Hollywood’s Enduring Myth of the Black Male Sexual Predator
The Selling of “Precious”
By ISHMAEL REED
“A niche market could be defined as a component that gives your business power. A niche market allows you to define whom you are marketing to. When you know who are you are marketing to it’s easy to determine where your marketing energy and dollars should be spent.”
–Defining Your Nice Market, A Critical Step in Small Business Marketing by Laura Lake
One can view Sarah Siegel on “YouTube” discussing her approach to marketing. During her dispassionate recital she says that she sees a “niche dilemma,” and finds a way to solve that dilemma. Seeing that no one had supplied women with panties that were meant to be visible while wearing low cut jeans, she captured the niche and made a fortune. With five million dollars, she invested in the film Precious, which was adapted from the book Push, written by Ramona Lofton, who goes by the pen name of Sapphire, after the emasculating shrew in “Amos and Andy,” a show created by white vaudevillians Freeman Gosden and Charles Correll.
(Ms. Lofton also knows a thing or two about marketing. Noticing the need for white New York feminists to use black men as the fall guys for world misogyny, while keeping silent about the misogyny of those who share their ethnic back-ground, she joined in on the lynching of five black and Hispanic boys, “who grew up in jail.” She made money, and became famous. They were innocent!)

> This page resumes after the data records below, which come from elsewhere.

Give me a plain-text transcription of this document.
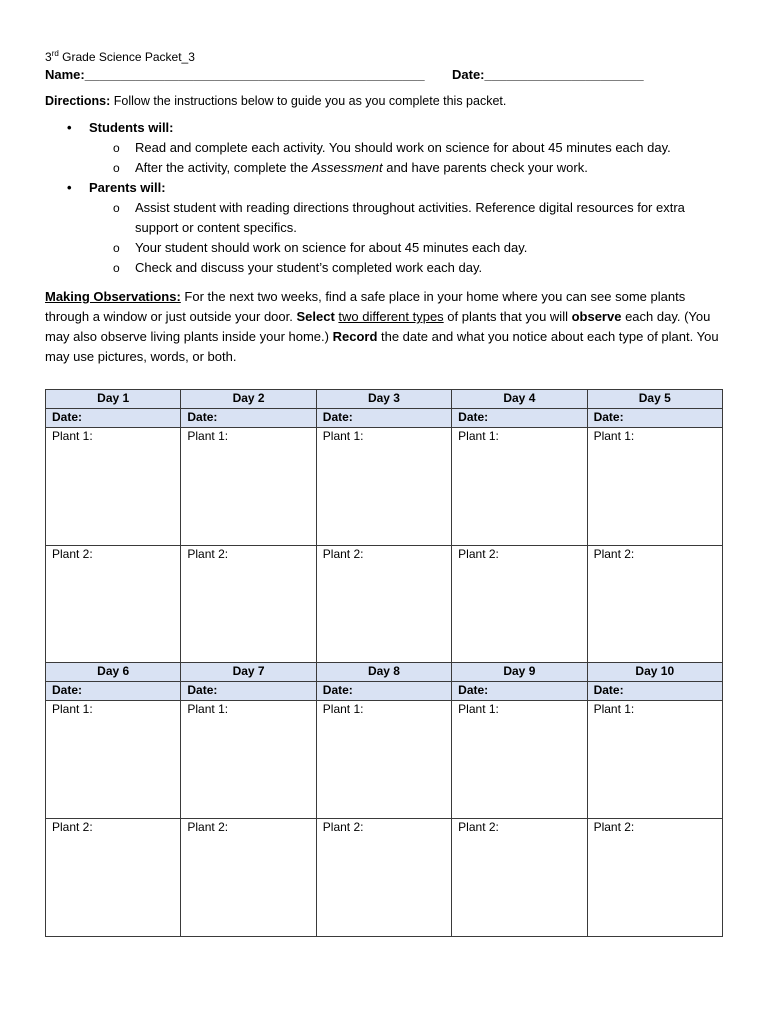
3rd Grade Science Packet_3
Name:_______________________________________________ Date:______________________
Directions: Follow the instructions below to guide you as you complete this packet.
• Students will:
o Read and complete each activity. You should work on science for about 45 minutes each day.
o After the activity, complete the Assessment and have parents check your work.
• Parents will:
o Assist student with reading directions throughout activities. Reference digital resources for extra support or content specifics.
o Your student should work on science for about 45 minutes each day.
o Check and discuss your student’s completed work each day.
Making Observations: For the next two weeks, find a safe place in your home where you can see some plants through a window or just outside your door. Select two different types of plants that you will observe each day. (You may also observe living plants inside your home.) Record the date and what you notice about each type of plant. You may use pictures, words, or both.
Day 1	Day 2	Day 3	Day 4	Day 5
Date:	Date:	Date:	Date:	Date:
Plant 1:	Plant 1:	Plant 1:	Plant 1:	Plant 1:
Plant 2:	Plant 2:	Plant 2:	Plant 2:	Plant 2:
Day 6	Day 7	Day 8	Day 9	Day 10
Date:	Date:	Date:	Date:	Date:
Plant 1:	Plant 1:	Plant 1:	Plant 1:	Plant 1:
Plant 2:	Plant 2:	Plant 2:	Plant 2:	Plant 2:
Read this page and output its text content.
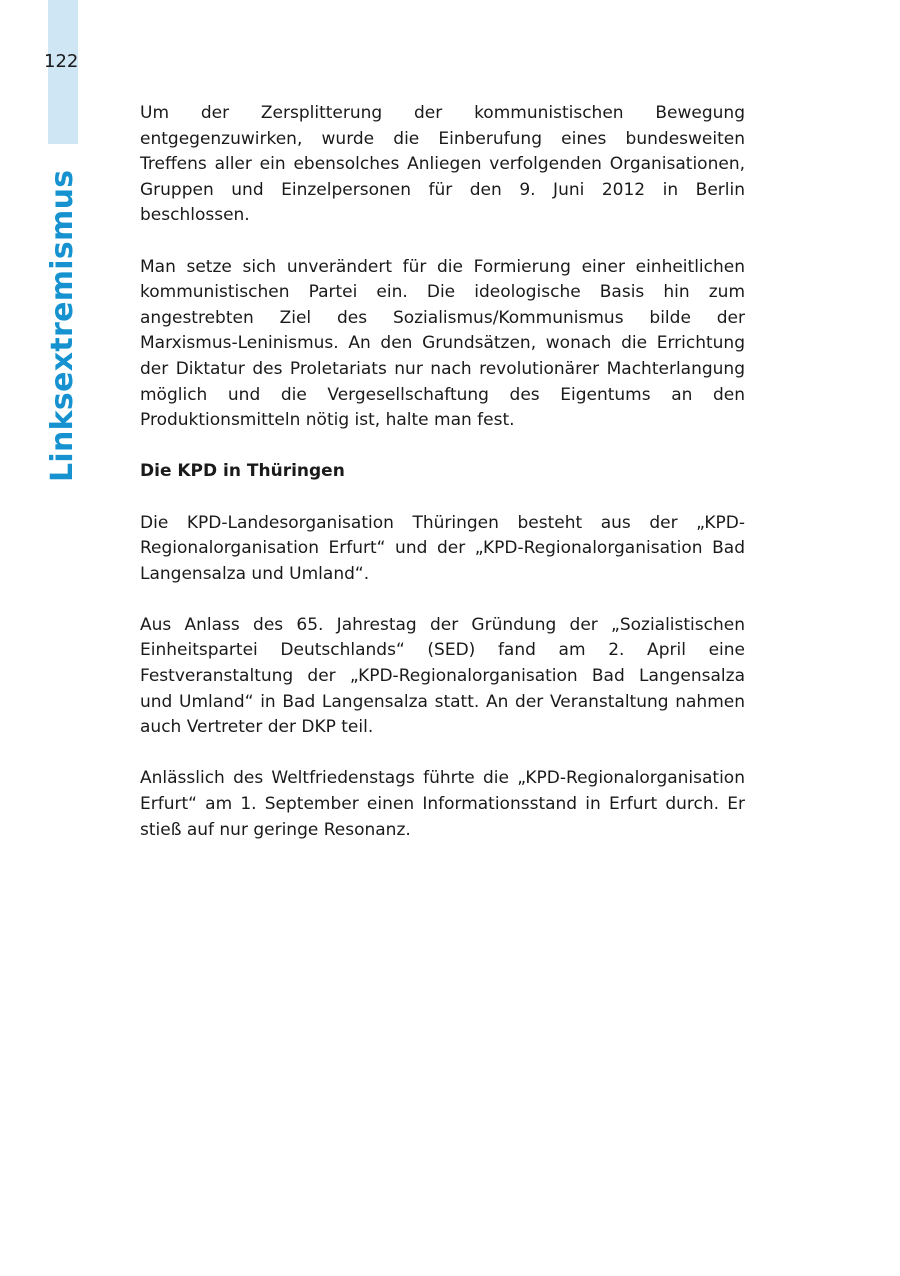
122
Linksextremismus

Um der Zersplitterung der kommunistischen Bewegung entgegenzuwirken, wurde die Einberufung eines bundesweiten Treffens aller ein ebensolches Anliegen verfolgenden Organisationen, Gruppen und Einzelpersonen für den 9. Juni 2012 in Berlin beschlossen.

Man setze sich unverändert für die Formierung einer einheitlichen kommunistischen Partei ein. Die ideologische Basis hin zum angestrebten Ziel des Sozialismus/Kommunismus bilde der Marxismus-Leninismus. An den Grundsätzen, wonach die Errichtung der Diktatur des Proletariats nur nach revolutionärer Machterlangung möglich und die Vergesellschaftung des Eigentums an den Produktionsmitteln nötig ist, halte man fest.

Die KPD in Thüringen

Die KPD-Landesorganisation Thüringen besteht aus der „KPD-Regionalorganisation Erfurt“ und der „KPD-Regionalorganisation Bad Langensalza und Umland“.

Aus Anlass des 65. Jahrestag der Gründung der „Sozialistischen Einheitspartei Deutschlands“ (SED) fand am 2. April eine Festveranstaltung der „KPD-Regionalorganisation Bad Langensalza und Umland“ in Bad Langensalza statt. An der Veranstaltung nahmen auch Vertreter der DKP teil.

Anlässlich des Weltfriedenstags führte die „KPD-Regionalorganisation Erfurt“ am 1. September einen Informationsstand in Erfurt durch. Er stieß auf nur geringe Resonanz.
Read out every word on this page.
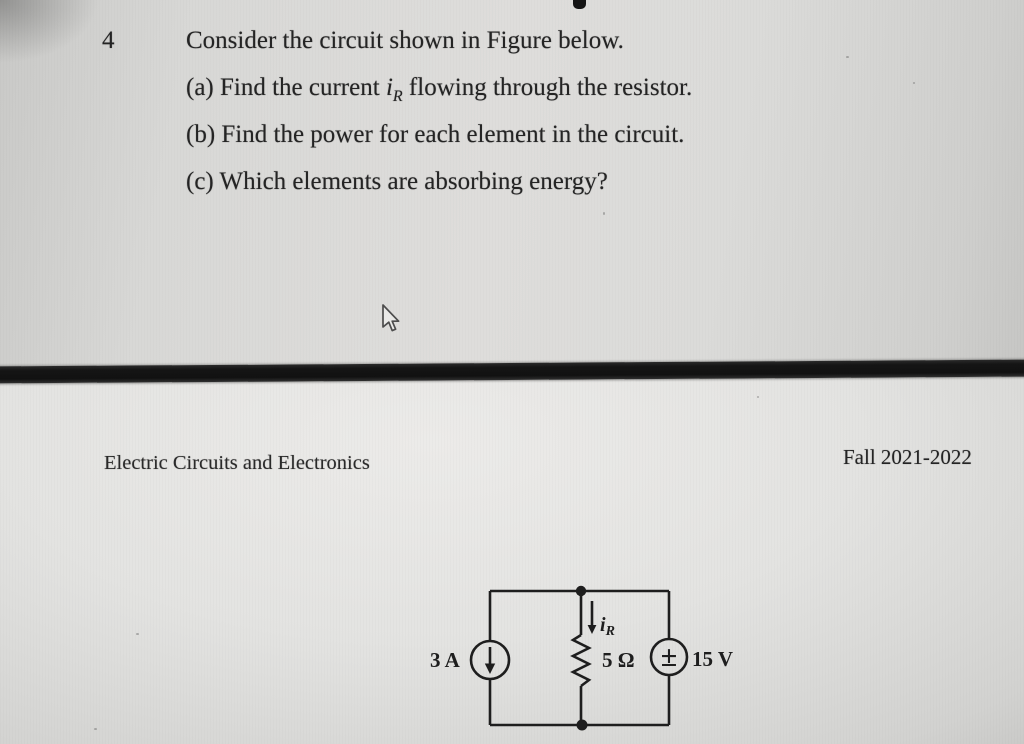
4	Consider the circuit shown in Figure below.
(a) Find the current $i_R$ flowing through the resistor.
(b) Find the power for each element in the circuit.
(c) Which elements are absorbing energy?
Electric Circuits and Electronics	Fall 2021-2022
3 A
$i_R$
5 Ω ± 15 V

When Lionsgate Studio and Harvey Weinstein were quarrelling over the rights to Push, which has been marketed under the title of Precious, about a pregnant 350 pound illiterate black teenager, who has borne her father’s child and is assaulted sexually by her mother, Sarah Greenberg, speaking for Lionsgate, said that the movie would provide the studio with “a gold mine of opportunity,” which is probably true, since the image of the black male as sexual predator has created a profit center for over one hundred years and even won elections for politicians like Bush, The First.